Yes, you guessed it, I am merely referring to a writer's voice, an expression one often hears. More specifically to a poet's literary or poetic voice. Every writer has a literary voice. Most of what I say here could apply to poetry or prose writers.
Like singing voices, some literary voices are immediately indentifiable, and others less so. You do not mistake Ray Charles for Elvis Presley, but you immediately recognize both voices. A uniqueness of voice is one important attribute for recording stars. A guy who sounds just like another star isn't going anywhere, except as a novelty act at the state or county fair.
There is one huge difference between a literary voice and a singing voice--the building blocks of the singing voice in musicians' slang are called chops, more precisely the attunement of the vocal chords to their surroundings. You are born with the voice with which you must sing. It can be develoved to its maximum singing potential, but the basic tonal tambre of it can never change with development. You can purify that sound, though not some quality within it which is hard to isolate and describe. This is you. The singer. Your identity.

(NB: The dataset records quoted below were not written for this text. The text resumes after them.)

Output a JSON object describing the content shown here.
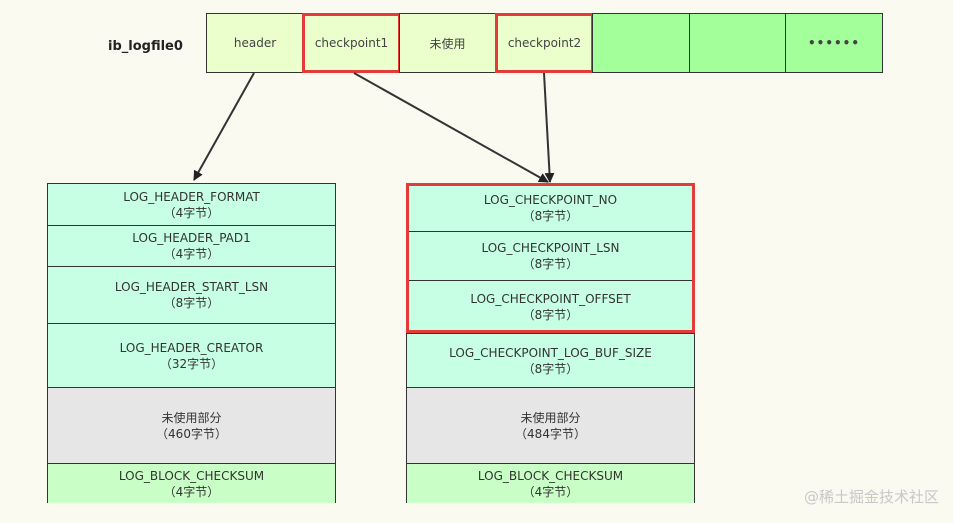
{
  "file": {
    "label": "ib_logfile0",
    "cells": [
      {
        "label": "header",
        "style": "light",
        "highlighted": false
      },
      {
        "label": "checkpoint1",
        "style": "light",
        "highlighted": true
      },
      {
        "label": "未使用",
        "style": "light",
        "highlighted": false
      },
      {
        "label": "checkpoint2",
        "style": "light",
        "highlighted": true
      },
      {
        "label": "",
        "style": "green",
        "highlighted": false
      },
      {
        "label": "",
        "style": "green",
        "highlighted": false
      },
      {
        "label": "••••••",
        "style": "green",
        "highlighted": false
      }
    ]
  },
  "header_block": {
    "rows": [
      {
        "name": "LOG_HEADER_FORMAT",
        "size": "（4字节）",
        "style": "mint"
      },
      {
        "name": "LOG_HEADER_PAD1",
        "size": "（4字节）",
        "style": "mint"
      },
      {
        "name": "LOG_HEADER_START_LSN",
        "size": "（8字节）",
        "style": "mint"
      },
      {
        "name": "LOG_HEADER_CREATOR",
        "size": "（32字节）",
        "style": "mint"
      },
      {
        "name": "未使用部分",
        "size": "（460字节）",
        "style": "gray"
      },
      {
        "name": "LOG_BLOCK_CHECKSUM",
        "size": "（4字节）",
        "style": "lime"
      }
    ]
  },
  "checkpoint_block": {
    "rows": [
      {
        "name": "LOG_CHECKPOINT_NO",
        "size": "（8字节）",
        "style": "mint"
      },
      {
        "name": "LOG_CHECKPOINT_LSN",
        "size": "（8字节）",
        "style": "mint"
      },
      {
        "name": "LOG_CHECKPOINT_OFFSET",
        "size": "（8字节）",
        "style": "mint"
      },
      {
        "name": "LOG_CHECKPOINT_LOG_BUF_SIZE",
        "size": "（8字节）",
        "style": "mint"
      },
      {
        "name": "未使用部分",
        "size": "（484字节）",
        "style": "gray"
      },
      {
        "name": "LOG_BLOCK_CHECKSUM",
        "size": "（4字节）",
        "style": "lime"
      }
    ]
  },
  "colors": {
    "highlight": "#e33a3a",
    "light_cell": "#eaffcc",
    "green_cell": "#a3ff9a",
    "mint_row": "#c6ffe4",
    "gray_row": "#e6e6e6",
    "lime_row": "#c9ffc6"
  },
  "watermark": "@稀土掘金技术社区"
}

Does something translate to natural chops for poets as well? Perhaps the environment and upbringing she got stuck with the way the singer gets stuck with his genetic voice, are her natural chops. Some would say, wellll (I pulled out of Pittsburg a-rollin' down that eastern seaboard), the brain she got stuck with is her chops, man.
I don't care. All I know is she can develop her voice so that she can sing both opera and rock-a-billy, and anything in between with unpredictable results, if she works hard enough. A poet's voice is much bigger than just a few genes in the neck. It develops as you write more, though traces of it are always evident in the juvenilia, just like the genetic voice. There it is--you again, your identity, the quality that makes your voice identifiable out of the masses.

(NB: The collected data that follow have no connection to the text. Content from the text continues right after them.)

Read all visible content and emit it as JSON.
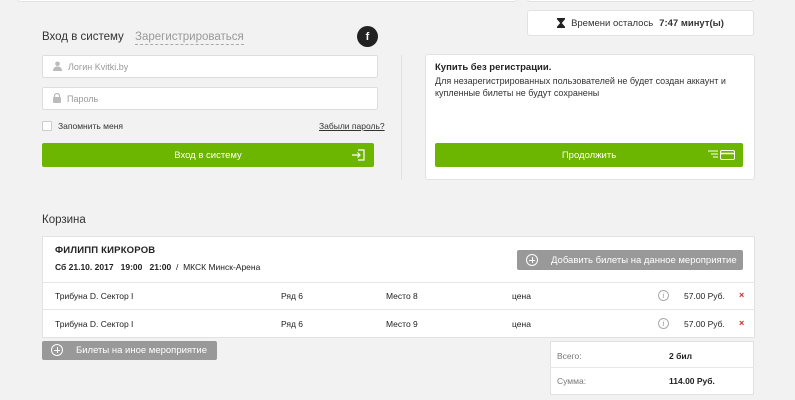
{
  "timer": {
    "label": "Времени осталось",
    "value": "7:47 минут(ы)"
  },
  "auth": {
    "tab_login": "Вход в систему",
    "tab_register": "Зарегистрироваться",
    "social_icon_letter": "f",
    "login_placeholder": "Логин Kvitki.by",
    "password_placeholder": "Пароль",
    "remember_label": "Запомнить меня",
    "forgot_link": "Забыли пароль?",
    "submit_label": "Вход в систему"
  },
  "guest": {
    "title": "Купить без регистрации.",
    "text": "Для незарегистрированных пользователей не будет создан аккаунт и купленные билеты не будут сохранены",
    "continue_label": "Продолжить"
  },
  "cart": {
    "title": "Корзина",
    "event": {
      "name": "ФИЛИПП КИРКОРОВ",
      "day_date": "Сб 21.10. 2017",
      "time_start": "19:00",
      "time_end": "21:00",
      "separator": "/",
      "venue": "МКСК Минск-Арена"
    },
    "add_same_label": "Добавить билеты на данное мероприятие",
    "tickets": [
      {
        "sector": "Трибуна D. Сектор I",
        "row": "Ряд 6",
        "seat": "Место 8",
        "price_label": "цена",
        "info": "i",
        "price": "57.00 Руб.",
        "remove": "×"
      },
      {
        "sector": "Трибуна D. Сектор I",
        "row": "Ряд 6",
        "seat": "Место 9",
        "price_label": "цена",
        "info": "i",
        "price": "57.00 Руб.",
        "remove": "×"
      }
    ],
    "other_event_label": "Билеты на иное мероприятие",
    "summary": {
      "total_label": "Всего:",
      "total_value": "2 бил",
      "sum_label": "Сумма:",
      "sum_value": "114.00 Руб."
    }
  },
  "colors": {
    "accent_green": "#6cb500",
    "button_gray": "#999999",
    "remove_red": "#d62b2b",
    "background": "#f2f2f2"
  },
  "icons": [
    "hourglass-icon",
    "facebook-icon",
    "user-icon",
    "lock-icon",
    "login-arrow-icon",
    "card-icon",
    "plus-circle-icon",
    "info-icon",
    "remove-icon"
  ]
}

There is probably not a single poem of Wallace Stevens that one familiar with he and Frost, would mistake for a Frost poem, and vice versa. Those two voices do not meditate upon a rooster or a snowman the same way at all, let me tell you.
It is not yoursef that you are trying to find. Those two gentlemen above were not trying to find themselves. They were making language. Nothing else could satisfy them. They made language for itself, and for their moment. In this they might find themselves, not the other way around. That is where your voice lies--in the language you make with it, not somewhere outside of it. You have more freedom and lattitude than the singer. You can change your style immediately. An opera singer has a heck of a time trying to sing rock-abilly acceptably, because he has to remember how to sing wrong and then "un-apply" years of training. As poets, we are in the most versatile and flexible art of all, yet we ask only the same thing of it--affect us mightily somehow.
Make enough language and the voice emerges. You can tamper with it. Its tambre is not set genetically.